The Always-Encrypted Firewire Hard Drive
ducman points to the announcement of an encrypted hard drive running on the MacNN website. The drive features a DES 64-bit/ 40bit key strength and "is intended for use by banks, insurance providers, government agencies, and those individuals with sensitive digital intellectual property. It supports the IEEE 1394a connectivity standard, in addition to USB 1.1 and 2.0. It offers data transfer rates over FireWire 400 of 100, 200, or 400 Mbps. The SuperGuard is expected to be available February 7." Sounds great -- but the USB key stuck in the back looks like a likely point of failure.
the key length is too short.
Encrypted loopback devices on linux and bsd (and MacOS) are easier and cheaper.
And more secure IMHO.
And it only took 6.4 seconds to crack into once the harddrive was hooked up to a standard PC.
Anyone in here actually read Applied Cryptography? This was 1995 when it was published, and especially for bank use, you'd NEVER use anything less than a 128 bit key.

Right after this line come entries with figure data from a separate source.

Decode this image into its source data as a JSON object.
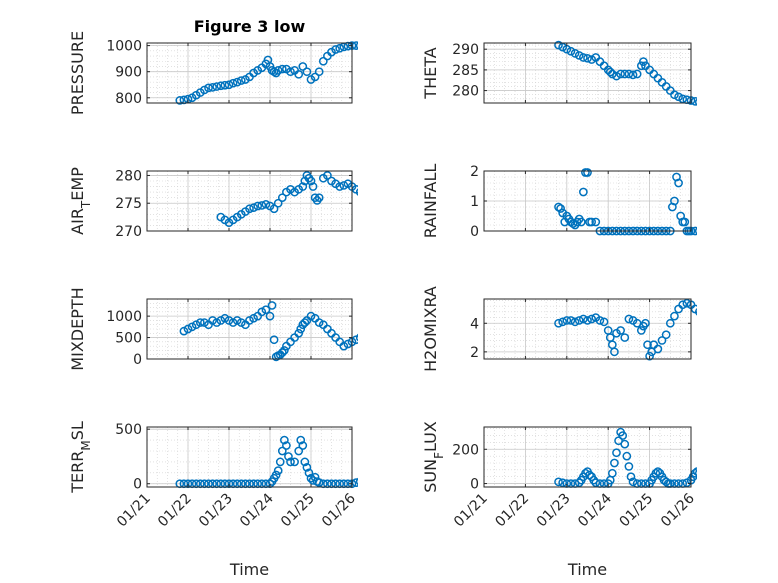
{
  "chart_data": [
    {
      "type": "scatter",
      "title": "Figure 3 low",
      "ylabel": "PRESSURE",
      "ylim": [
        780,
        1010
      ],
      "xlim": [
        "01/21",
        "01/26"
      ],
      "yticks": [
        800,
        900,
        1000
      ],
      "xticks": [
        "01/21",
        "01/22",
        "01/23",
        "01/24",
        "01/25",
        "01/26"
      ],
      "show_xticklabels": false,
      "grid": "on (major and minor)",
      "marker": "circle",
      "color": "#0072BD",
      "series": [
        {
          "x": [
            0.8,
            0.9,
            1.0,
            1.1,
            1.2,
            1.3,
            1.4,
            1.5,
            1.6,
            1.7,
            1.8,
            1.9,
            2.0,
            2.1,
            2.2,
            2.3,
            2.4,
            2.5,
            2.6,
            2.7,
            2.8,
            2.9,
            2.95,
            3.0,
            3.05,
            3.1,
            3.15,
            3.2,
            3.3,
            3.4,
            3.5,
            3.6,
            3.7,
            3.8,
            3.9,
            4.0,
            4.1,
            4.2,
            4.3,
            4.4,
            4.5,
            4.6,
            4.7,
            4.8,
            4.9,
            5.0,
            5.1,
            5.2,
            5.3,
            5.4,
            5.5,
            5.6
          ],
          "y": [
            790,
            792,
            795,
            800,
            810,
            820,
            830,
            838,
            840,
            843,
            846,
            848,
            850,
            856,
            860,
            866,
            870,
            880,
            895,
            905,
            915,
            930,
            945,
            920,
            905,
            900,
            895,
            905,
            910,
            910,
            900,
            905,
            890,
            920,
            900,
            870,
            880,
            900,
            940,
            960,
            975,
            985,
            990,
            995,
            998,
            1000,
            1000,
            1000,
            998,
            1000,
            1000,
            995
          ]
        }
      ]
    },
    {
      "type": "scatter",
      "ylabel": "THETA",
      "ylim": [
        277,
        291.5
      ],
      "xlim": [
        "01/21",
        "01/26"
      ],
      "yticks": [
        280,
        285,
        290
      ],
      "show_xticklabels": false,
      "grid": "on (major and minor)",
      "marker": "circle",
      "color": "#0072BD",
      "series": [
        {
          "x": [
            1.8,
            1.9,
            2.0,
            2.1,
            2.2,
            2.3,
            2.4,
            2.5,
            2.6,
            2.7,
            2.8,
            2.9,
            3.0,
            3.05,
            3.1,
            3.2,
            3.3,
            3.4,
            3.5,
            3.6,
            3.7,
            3.8,
            3.85,
            3.9,
            4.0,
            4.1,
            4.2,
            4.3,
            4.4,
            4.5,
            4.6,
            4.7,
            4.8,
            4.9,
            5.0,
            5.1,
            5.2,
            5.3,
            5.4,
            5.5,
            5.6
          ],
          "y": [
            291,
            290.5,
            290,
            289.5,
            289,
            288.5,
            288,
            287.8,
            287.5,
            288,
            287,
            286,
            285,
            284.5,
            284,
            283.5,
            284,
            284,
            284,
            283.8,
            284,
            286,
            287,
            286,
            285,
            284,
            283,
            282,
            281,
            280,
            279,
            278.5,
            278,
            277.8,
            277.6,
            277.4,
            277.2,
            277,
            277,
            276.8,
            276.6
          ]
        }
      ]
    },
    {
      "type": "scatter",
      "ylabel": "AIR_TEMP",
      "ylabel_main": "AIR",
      "ylabel_sub": "T",
      "ylabel_rest": "EMP",
      "ylim": [
        270,
        280.8
      ],
      "xlim": [
        "01/21",
        "01/26"
      ],
      "yticks": [
        270,
        275,
        280
      ],
      "show_xticklabels": false,
      "grid": "on (major and minor)",
      "marker": "circle",
      "color": "#0072BD",
      "series": [
        {
          "x": [
            1.8,
            1.9,
            2.0,
            2.1,
            2.2,
            2.3,
            2.4,
            2.5,
            2.6,
            2.7,
            2.8,
            2.9,
            3.0,
            3.1,
            3.2,
            3.3,
            3.4,
            3.5,
            3.6,
            3.7,
            3.8,
            3.85,
            3.9,
            3.95,
            4.0,
            4.05,
            4.1,
            4.15,
            4.2,
            4.3,
            4.4,
            4.5,
            4.6,
            4.7,
            4.8,
            4.9,
            5.0,
            5.1,
            5.2,
            5.3,
            5.4,
            5.5,
            5.6
          ],
          "y": [
            272.5,
            272,
            271.5,
            272,
            272.5,
            273,
            273.5,
            274,
            274.2,
            274.5,
            274.6,
            274.8,
            274.5,
            274,
            275,
            276,
            277,
            277.5,
            277,
            277.5,
            278,
            279,
            280,
            279.5,
            279,
            278,
            276,
            275.5,
            276,
            279.5,
            280,
            279,
            278.5,
            278,
            278.2,
            278.5,
            278,
            277.5,
            277,
            277.2,
            276.8,
            276.5,
            275.8
          ]
        }
      ]
    },
    {
      "type": "scatter",
      "ylabel": "RAINFALL",
      "ylim": [
        0,
        2
      ],
      "xlim": [
        "01/21",
        "01/26"
      ],
      "yticks": [
        0,
        1,
        2
      ],
      "show_xticklabels": false,
      "grid": "on (major and minor)",
      "marker": "circle",
      "color": "#0072BD",
      "series": [
        {
          "x": [
            1.8,
            1.85,
            1.9,
            1.95,
            2.0,
            2.05,
            2.1,
            2.15,
            2.2,
            2.25,
            2.3,
            2.35,
            2.4,
            2.45,
            2.5,
            2.55,
            2.6,
            2.7,
            2.8,
            2.9,
            3.0,
            3.1,
            3.2,
            3.3,
            3.4,
            3.5,
            3.6,
            3.7,
            3.8,
            3.9,
            4.0,
            4.1,
            4.2,
            4.3,
            4.4,
            4.5,
            4.55,
            4.6,
            4.65,
            4.7,
            4.75,
            4.8,
            4.85,
            4.9,
            4.95,
            5.0,
            5.1,
            5.2,
            5.3,
            5.4,
            5.5,
            5.6
          ],
          "y": [
            0.8,
            0.75,
            0.6,
            0.3,
            0.5,
            0.4,
            0.3,
            0.25,
            0.2,
            0.3,
            0.4,
            0.3,
            1.3,
            1.95,
            1.95,
            0.3,
            0.3,
            0.3,
            0,
            0,
            0,
            0,
            0,
            0,
            0,
            0,
            0,
            0,
            0,
            0,
            0,
            0,
            0,
            0,
            0,
            0,
            0.8,
            1.0,
            1.8,
            1.6,
            0.5,
            0.3,
            0.3,
            0,
            0,
            0,
            0,
            0,
            0,
            0,
            0,
            0
          ]
        }
      ]
    },
    {
      "type": "scatter",
      "ylabel": "MIXDEPTH",
      "ylim": [
        0,
        1400
      ],
      "xlim": [
        "01/21",
        "01/26"
      ],
      "yticks": [
        0,
        500,
        1000
      ],
      "show_xticklabels": false,
      "grid": "on (major and minor)",
      "marker": "circle",
      "color": "#0072BD",
      "series": [
        {
          "x": [
            0.9,
            1.0,
            1.1,
            1.2,
            1.3,
            1.4,
            1.5,
            1.6,
            1.7,
            1.8,
            1.9,
            2.0,
            2.1,
            2.2,
            2.3,
            2.4,
            2.5,
            2.6,
            2.7,
            2.8,
            2.9,
            3.0,
            3.05,
            3.1,
            3.15,
            3.2,
            3.25,
            3.3,
            3.35,
            3.4,
            3.5,
            3.6,
            3.7,
            3.75,
            3.8,
            3.85,
            3.9,
            4.0,
            4.1,
            4.2,
            4.3,
            4.4,
            4.5,
            4.6,
            4.7,
            4.8,
            4.9,
            5.0,
            5.1,
            5.2,
            5.3,
            5.4,
            5.5,
            5.6
          ],
          "y": [
            650,
            700,
            750,
            800,
            850,
            850,
            800,
            900,
            850,
            900,
            950,
            900,
            850,
            900,
            850,
            800,
            900,
            950,
            1000,
            1100,
            1150,
            1000,
            1250,
            450,
            50,
            80,
            100,
            150,
            200,
            300,
            400,
            500,
            600,
            700,
            800,
            850,
            900,
            1000,
            950,
            850,
            800,
            700,
            600,
            500,
            400,
            300,
            350,
            400,
            450,
            500,
            600,
            550,
            500,
            450
          ]
        }
      ]
    },
    {
      "type": "scatter",
      "ylabel": "H2OMIXRA",
      "ylim": [
        1.5,
        5.7
      ],
      "xlim": [
        "01/21",
        "01/26"
      ],
      "yticks": [
        2,
        4
      ],
      "show_xticklabels": false,
      "grid": "on (major and minor)",
      "marker": "circle",
      "color": "#0072BD",
      "series": [
        {
          "x": [
            1.8,
            1.9,
            2.0,
            2.1,
            2.2,
            2.3,
            2.4,
            2.5,
            2.6,
            2.7,
            2.8,
            2.9,
            3.0,
            3.05,
            3.1,
            3.15,
            3.2,
            3.3,
            3.4,
            3.5,
            3.6,
            3.7,
            3.8,
            3.85,
            3.9,
            3.95,
            4.0,
            4.05,
            4.1,
            4.2,
            4.3,
            4.4,
            4.5,
            4.6,
            4.7,
            4.8,
            4.9,
            5.0,
            5.1,
            5.2,
            5.3,
            5.4,
            5.5,
            5.6
          ],
          "y": [
            4.0,
            4.1,
            4.2,
            4.2,
            4.1,
            4.2,
            4.3,
            4.2,
            4.3,
            4.4,
            4.2,
            4.1,
            3.5,
            3.0,
            2.5,
            2.0,
            3.3,
            3.5,
            3.0,
            4.3,
            4.2,
            4.0,
            3.5,
            3.8,
            4.0,
            2.5,
            1.7,
            2.0,
            2.5,
            2.2,
            2.8,
            3.2,
            4.0,
            4.5,
            5.0,
            5.3,
            5.4,
            5.3,
            5.0,
            4.8,
            4.6,
            4.4,
            4.2,
            4.1
          ]
        }
      ]
    },
    {
      "type": "scatter",
      "ylabel": "TERR_MSL",
      "ylabel_main": "TERR",
      "ylabel_sub": "M",
      "ylabel_rest": "SL",
      "ylim": [
        -30,
        520
      ],
      "xlim": [
        "01/21",
        "01/26"
      ],
      "yticks": [
        0,
        500
      ],
      "xticks": [
        "01/21",
        "01/22",
        "01/23",
        "01/24",
        "01/25",
        "01/26"
      ],
      "xlabel": "Time",
      "grid": "on (major and minor)",
      "marker": "circle",
      "color": "#0072BD",
      "series": [
        {
          "x": [
            0.8,
            0.9,
            1.0,
            1.1,
            1.2,
            1.3,
            1.4,
            1.5,
            1.6,
            1.7,
            1.8,
            1.9,
            2.0,
            2.1,
            2.2,
            2.3,
            2.4,
            2.5,
            2.6,
            2.7,
            2.8,
            2.9,
            3.0,
            3.05,
            3.1,
            3.15,
            3.2,
            3.25,
            3.3,
            3.35,
            3.4,
            3.45,
            3.5,
            3.6,
            3.7,
            3.75,
            3.8,
            3.85,
            3.9,
            3.95,
            4.0,
            4.05,
            4.1,
            4.15,
            4.2,
            4.3,
            4.4,
            4.5,
            4.6,
            4.7,
            4.8,
            4.9,
            5.0,
            5.1,
            5.2,
            5.3,
            5.4,
            5.5,
            5.6
          ],
          "y": [
            0,
            0,
            0,
            0,
            0,
            0,
            0,
            0,
            0,
            0,
            0,
            0,
            0,
            0,
            0,
            0,
            0,
            0,
            0,
            0,
            0,
            0,
            0,
            20,
            50,
            80,
            120,
            200,
            300,
            400,
            350,
            250,
            200,
            200,
            300,
            400,
            350,
            200,
            150,
            100,
            50,
            30,
            60,
            20,
            10,
            0,
            0,
            0,
            0,
            0,
            0,
            0,
            0,
            10,
            20,
            10,
            0,
            0,
            0
          ]
        }
      ]
    },
    {
      "type": "scatter",
      "ylabel": "SUN_FLUX",
      "ylabel_main": "SUN",
      "ylabel_sub": "F",
      "ylabel_rest": "LUX",
      "ylim": [
        -20,
        330
      ],
      "xlim": [
        "01/21",
        "01/26"
      ],
      "yticks": [
        0,
        200
      ],
      "xticks": [
        "01/21",
        "01/22",
        "01/23",
        "01/24",
        "01/25",
        "01/26"
      ],
      "xlabel": "Time",
      "grid": "on (major and minor)",
      "marker": "circle",
      "color": "#0072BD",
      "series": [
        {
          "x": [
            1.8,
            1.9,
            2.0,
            2.1,
            2.2,
            2.3,
            2.35,
            2.4,
            2.45,
            2.5,
            2.55,
            2.6,
            2.65,
            2.7,
            2.8,
            2.9,
            3.0,
            3.05,
            3.1,
            3.15,
            3.2,
            3.25,
            3.3,
            3.35,
            3.4,
            3.45,
            3.5,
            3.55,
            3.6,
            3.7,
            3.8,
            3.9,
            4.0,
            4.05,
            4.1,
            4.15,
            4.2,
            4.25,
            4.3,
            4.35,
            4.4,
            4.45,
            4.5,
            4.6,
            4.7,
            4.8,
            4.9,
            5.0,
            5.05,
            5.1,
            5.15,
            5.2,
            5.25,
            5.3,
            5.35,
            5.4,
            5.5,
            5.6
          ],
          "y": [
            10,
            5,
            0,
            0,
            0,
            5,
            20,
            40,
            60,
            70,
            50,
            40,
            20,
            5,
            0,
            0,
            0,
            20,
            60,
            120,
            180,
            250,
            300,
            280,
            230,
            160,
            100,
            40,
            10,
            0,
            0,
            0,
            0,
            20,
            40,
            60,
            70,
            60,
            40,
            20,
            10,
            0,
            0,
            0,
            0,
            0,
            5,
            20,
            40,
            60,
            70,
            60,
            40,
            30,
            20,
            10,
            0,
            0
          ]
        }
      ]
    }
  ]
}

Also, did they say DES or 3DES? Hasn't DES been cracked?
From the article:
*Device driver free, operating system independent
*Microsoft Windows98 SE, Windows ME, Windows 2000, Windows XP and Mac OS compatible
First off, how can it be OS independent and have a list of compatible OS's? If it's a hardware-based solution, then how can some OS's not work with it?

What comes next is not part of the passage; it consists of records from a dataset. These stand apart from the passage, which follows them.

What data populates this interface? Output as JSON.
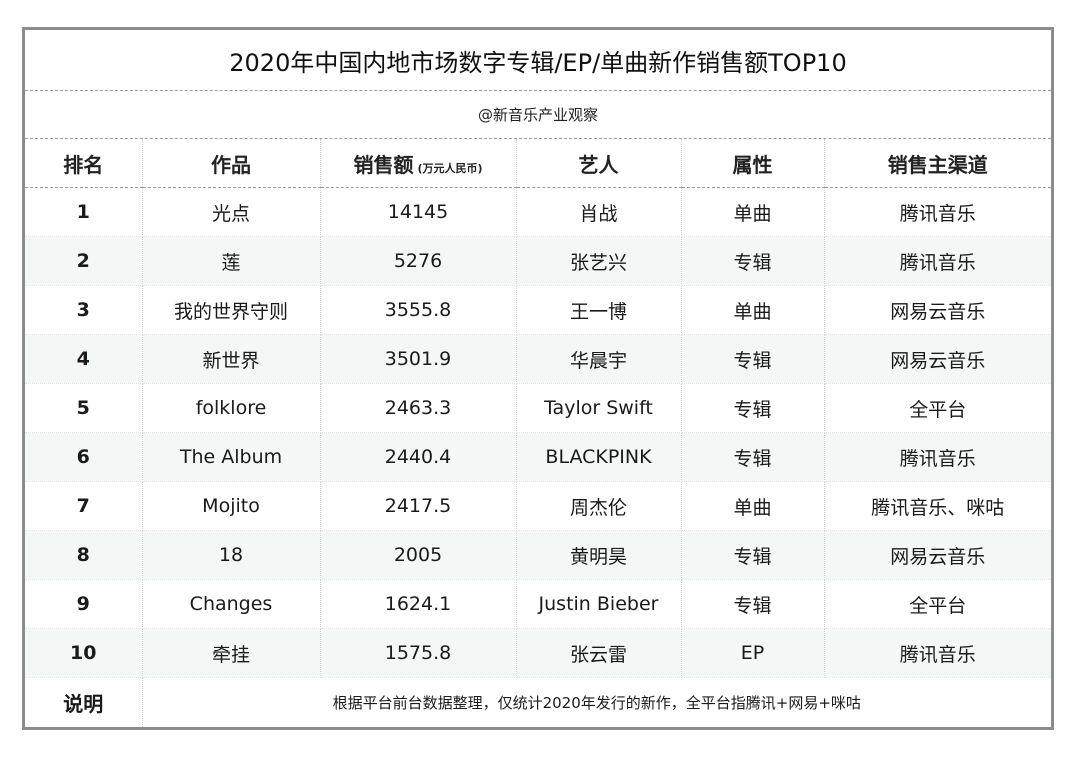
{
  "title": "2020年中国内地市场数字专辑/EP/单曲新作销售额TOP10",
  "source": "@新音乐产业观察",
  "headers": {
    "rank": "排名",
    "work": "作品",
    "sales": "销售额",
    "sales_unit": "(万元人民币)",
    "artist": "艺人",
    "type": "属性",
    "channel": "销售主渠道"
  },
  "rows": [
    {
      "rank": "1",
      "work": "光点",
      "sales": "14145",
      "artist": "肖战",
      "type": "单曲",
      "channel": "腾讯音乐"
    },
    {
      "rank": "2",
      "work": "莲",
      "sales": "5276",
      "artist": "张艺兴",
      "type": "专辑",
      "channel": "腾讯音乐"
    },
    {
      "rank": "3",
      "work": "我的世界守则",
      "sales": "3555.8",
      "artist": "王一博",
      "type": "单曲",
      "channel": "网易云音乐"
    },
    {
      "rank": "4",
      "work": "新世界",
      "sales": "3501.9",
      "artist": "华晨宇",
      "type": "专辑",
      "channel": "网易云音乐"
    },
    {
      "rank": "5",
      "work": "folklore",
      "sales": "2463.3",
      "artist": "Taylor Swift",
      "type": "专辑",
      "channel": "全平台"
    },
    {
      "rank": "6",
      "work": "The Album",
      "sales": "2440.4",
      "artist": "BLACKPINK",
      "type": "专辑",
      "channel": "腾讯音乐"
    },
    {
      "rank": "7",
      "work": "Mojito",
      "sales": "2417.5",
      "artist": "周杰伦",
      "type": "单曲",
      "channel": "腾讯音乐、咪咕"
    },
    {
      "rank": "8",
      "work": "18",
      "sales": "2005",
      "artist": "黄明昊",
      "type": "专辑",
      "channel": "网易云音乐"
    },
    {
      "rank": "9",
      "work": "Changes",
      "sales": "1624.1",
      "artist": "Justin Bieber",
      "type": "专辑",
      "channel": "全平台"
    },
    {
      "rank": "10",
      "work": "牵挂",
      "sales": "1575.8",
      "artist": "张云雷",
      "type": "EP",
      "channel": "腾讯音乐"
    }
  ],
  "note": {
    "label": "说明",
    "text": "根据平台前台数据整理，仅统计2020年发行的新作，全平台指腾讯+网易+咪咕"
  },
  "colors": {
    "frame_border": "#8c8c8c",
    "alt_row_background": "#f3f8f6",
    "divider": "#9a9a9a"
  }
}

An encrypted drive is a cool idea, but i would much rather use CFS (crypted file system) on a regular drive than this. DES offers no security to the people who want your data.
Conceivably. Anyone who is running one of these drives without backups somewhere is even more insane than the folks running un-encrypted drives without backups. The backups themselves can easily be encrypted, so there's no need for major security risk. If your key dongles stop working or your drive fries, you'd better have some way of getting the bits back from outside, 'cause they're not coming from the platter.
OTOH, what is "64-bit/ 40-bit DES" supposed to be? Presumably this means the drive supports "40-bit watered-down DES keys" and "64-bit normal DES blocks". So I guess I'm wrong: this drive is designed to be break-inable in an emergency. Great. I'll wait until they offer 3DES or AES-128 options, thanks.
In the meantime, check out the BSD Cryptographic disk driver cgd: SW on-disk encryption at the block level.